Similar to organic light-emitting diode (OLED) displays, using quantum dots would create flexible electronic displays. However, large quantum dot displays will be easier to create than large OLED displays and also have longer lifetimes. Additionally, quantum dot-based LEDs have very narrow bandwidths, which means that the colors emitted by the quantum dot based LEDs are very bright, pure, and efficient. Compared to current liquid crystal displays (LCD), quantum dot displays can display 50% more color. Using the optical properties of quantum dots, quantum dot displays would allow for brighter, more colorful, and more efficient electronic displays.
Although quantum dot displays can improve on current electronic display technology, there are a few obstacles hindering its widespread use.These obstacles include, but are not limited to: difficulties manufacturing the very small blue quantum dots, and unequal quantum yields across different quantum dots. Quantum yield is a ratio that compares how much light is emitted for each unit of light used for excitation. Different quantum yields among quantum dots means that although the light absorbed by individual quantum dots are the same intensity, the light emitted by the quantum dots will differ in intensity. However, quantum dot displays are already available in selected devices, and there will likely be more to come.

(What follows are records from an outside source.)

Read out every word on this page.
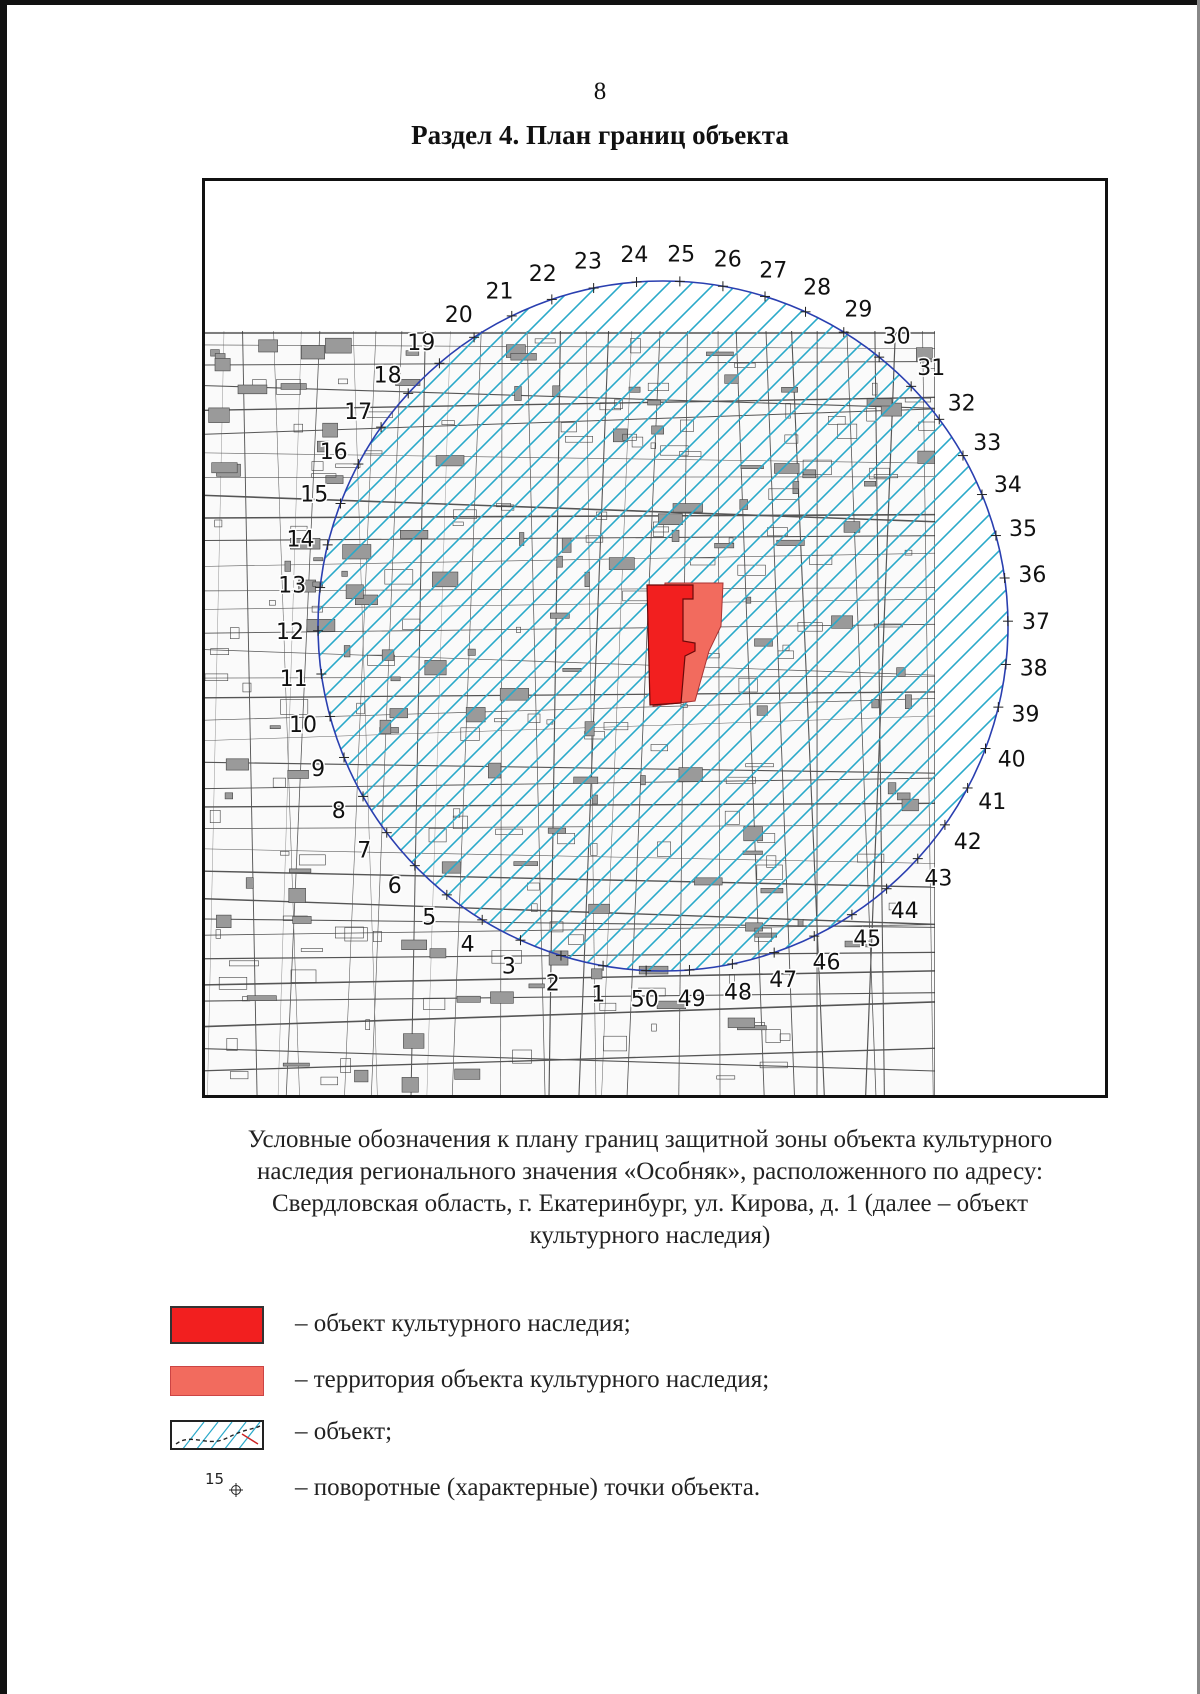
8
Раздел 4. План границ объекта
1
2
3
4
5
6
7
8
9
10
11
12
13
14
15
16
17
18
19
20
21
22 23 24 25 26 27
28
29
30
31
32
33
34
35
36
37
38
39
40
41
42
43
44
45
46
47
48
49
50
Условные обозначения к плану границ защитной зоны объекта культурного
наследия регионального значения «Особняк», расположенного по адресу:
Свердловская область, г. Екатеринбург, ул. Кирова, д. 1 (далее – объект
культурного наследия)
– объект культурного наследия;
– территория объекта культурного наследия;
– объект;
15	– поворотные (характерные) точки объекта.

One of the difficulties in tumor removal is that there is no clear boundary between the tumor and the surrounding healthy tissue. Additionally, there may be satellite tumors hidden in the surrounding tissue several centimeters away from the primary tumor. It is difficult for surgeons to completely remove all cancerous tissue while leaving all of the healthy tissue. Quantum dots can be modified to target cancerous tissue allowing surgeons to visualize both the boundary of the primary tumor and also any satellite tumors. For images and more information, please read this ActaNaturae paper.
The emission of quantum dots, similar to fluorophores, can be used to excite other quantum dots of a different size and color. This effect, called resonance energy transfer, only occurs when the two quantum dots are in close proximity.
To detect specific genes, a specific sequence of DNA is attached to one size of quantum dot. Called a complementary strand, this sequence of DNA will pair perfectly with DNA from a specific gene and reveal whether that specific gene is expressed. Then, DNA from a cell or person is attached to a second size of quantum dot. If the specific gene is expressed, it will bind to the complementary strand. The binding of the specific gene DNA and complementary strand DNA brings the two quantum dots into close proximity. Analyzing the quantity and location of the colors emitted reveals any resonance energy transfer, and therefore, whether the specific gene is expressed.
From art to science, dots are used to create beautiful and useful images. In the end, dots all we need to know!